Miles de jóvenes indocumentados en Florida enfrentan hoy un panorama sombrío en su acceso a la educación. Lo que antes era un camino de oportunidades se ha convertido en un laberinto de obstáculos económicos y legales, donde el derecho a estudiar se desvanece para quienes crecieron en Estados Unidos pero no cuentan con un estatus migratorio regular.
El cambio se produjo tras la entrada en vigor de nuevas disposiciones respaldadas por el gobernador Ron DeSantis y la administración del presidente Donald Trump, que eliminaron la posibilidad de acceder a la matrícula estatal. La medida provocó que estudiantes pasaran de pagar cifras accesibles —alrededor de 6,000 dólares anuales— a enfrentar montos superiores a 30,000 dólares.

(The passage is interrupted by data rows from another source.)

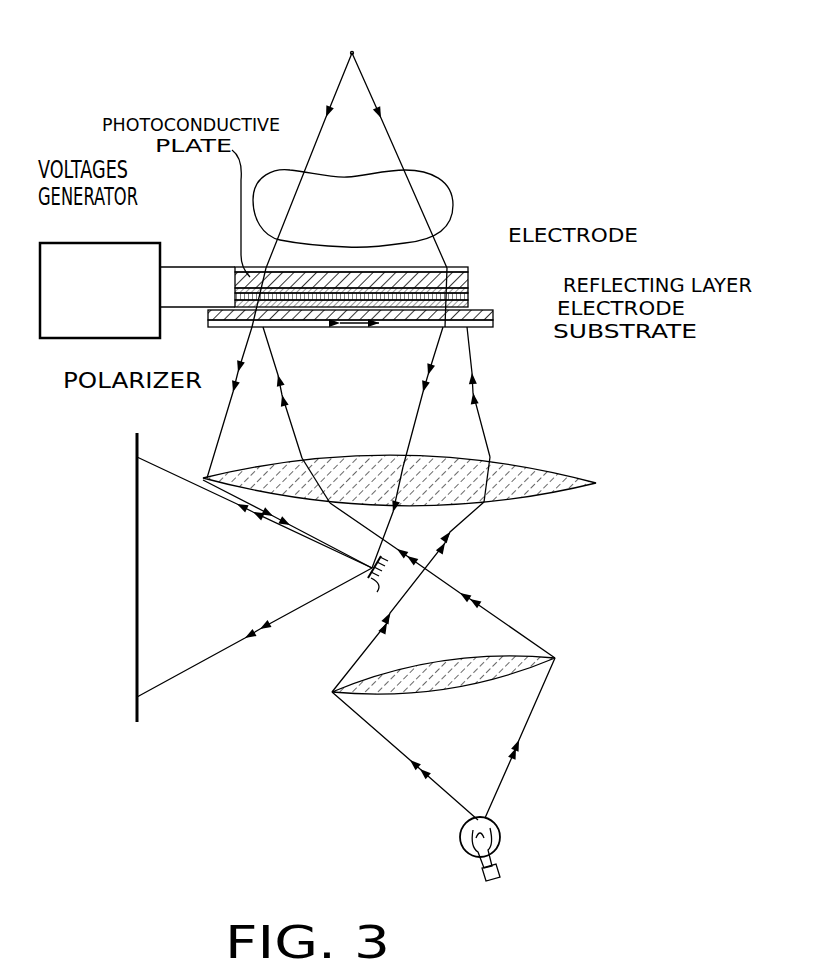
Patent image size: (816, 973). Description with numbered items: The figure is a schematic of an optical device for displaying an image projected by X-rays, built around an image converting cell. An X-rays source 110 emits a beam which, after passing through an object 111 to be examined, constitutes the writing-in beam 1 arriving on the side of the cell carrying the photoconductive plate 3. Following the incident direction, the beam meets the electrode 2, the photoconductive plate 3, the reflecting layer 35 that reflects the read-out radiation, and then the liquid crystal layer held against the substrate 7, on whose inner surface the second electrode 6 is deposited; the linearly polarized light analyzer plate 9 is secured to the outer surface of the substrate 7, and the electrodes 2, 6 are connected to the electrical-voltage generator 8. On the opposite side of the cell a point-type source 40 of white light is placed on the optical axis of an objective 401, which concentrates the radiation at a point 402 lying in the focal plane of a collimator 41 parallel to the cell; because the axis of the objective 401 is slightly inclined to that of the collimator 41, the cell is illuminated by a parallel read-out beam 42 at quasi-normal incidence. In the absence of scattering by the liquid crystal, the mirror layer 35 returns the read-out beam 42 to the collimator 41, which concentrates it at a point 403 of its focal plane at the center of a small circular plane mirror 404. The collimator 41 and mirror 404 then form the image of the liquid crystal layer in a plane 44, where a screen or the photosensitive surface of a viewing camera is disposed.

The X-rays source 110 is at (352, 53).
The object 111 is at (412, 178).
The writing-in beam 1 is at (447, 263).
The electrode 2 is at (468, 269).
The photoconductive plate 3 is at (468, 288).
The reflecting layer 35 is at (468, 296).
The second electrode 6 is at (468, 303).
The substrate 7 is at (493, 318).
The electrical-voltage generator 8 is at (92, 268).
The linearly polarized light analyzer plate 9 is at (212, 328).
The read-out beam 42 is at (463, 355).
The collimator 41 is at (522, 452).
The point 402 is at (432, 567).
The objective 401 is at (500, 660).
The small circular plane mirror 404 is at (377, 590).
The point 403 is at (368, 570).
The plane 44 is at (137, 708).
The point-type source of white light 40 is at (496, 826).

Uno de los casos más ilustrativos es el de Carlie, una joven haitiana en su último año de Relaciones Públicas en la Universidad de Florida Central. Su matrícula pasó de 6,380 a 30,900 dólares, un costo imposible de asumir. Encerrada en su apartamento, evita incluso salir a lugares públicos por temor a ser detenida en una redada. Como ella, más de 6,500 jóvenes en Florida quedaron fuera del sistema educativo en cuestión de semanas.
El impacto también alcanza a estudiantes de primaria y secundaria. Familias enteras han optado por no enviar a sus hijos a la escuela por miedo a que su información sea compartida con autoridades migratorias. Desde que se eliminó la política federal que prohibía redadas en espacios sensibles como escuelas e iglesias, se han reportado detenciones en estacionamientos escolares y frente a guarderías. En Oregón, un caso generó conmoción cuando agentes armados arrestaron a un padre después de dejar a su hijo en la guardería, obligando al centro a cerrar temporalmente.
La situación ha generado rechazo por parte de organizaciones educativas. Dos de los principales sindicatos de maestros en Estados Unidos, la Asociación Nacional de Educación (NEA) y la Federación Estadounidense de Maestros (AFT), que agrupan a más de 4 millones de docentes, presentaron demandas legales contra el gobierno federal. “Las aulas deben ser lugares seguros, no escenarios de persecución”, afirmó Randi Weingarten, presidenta de la AFT.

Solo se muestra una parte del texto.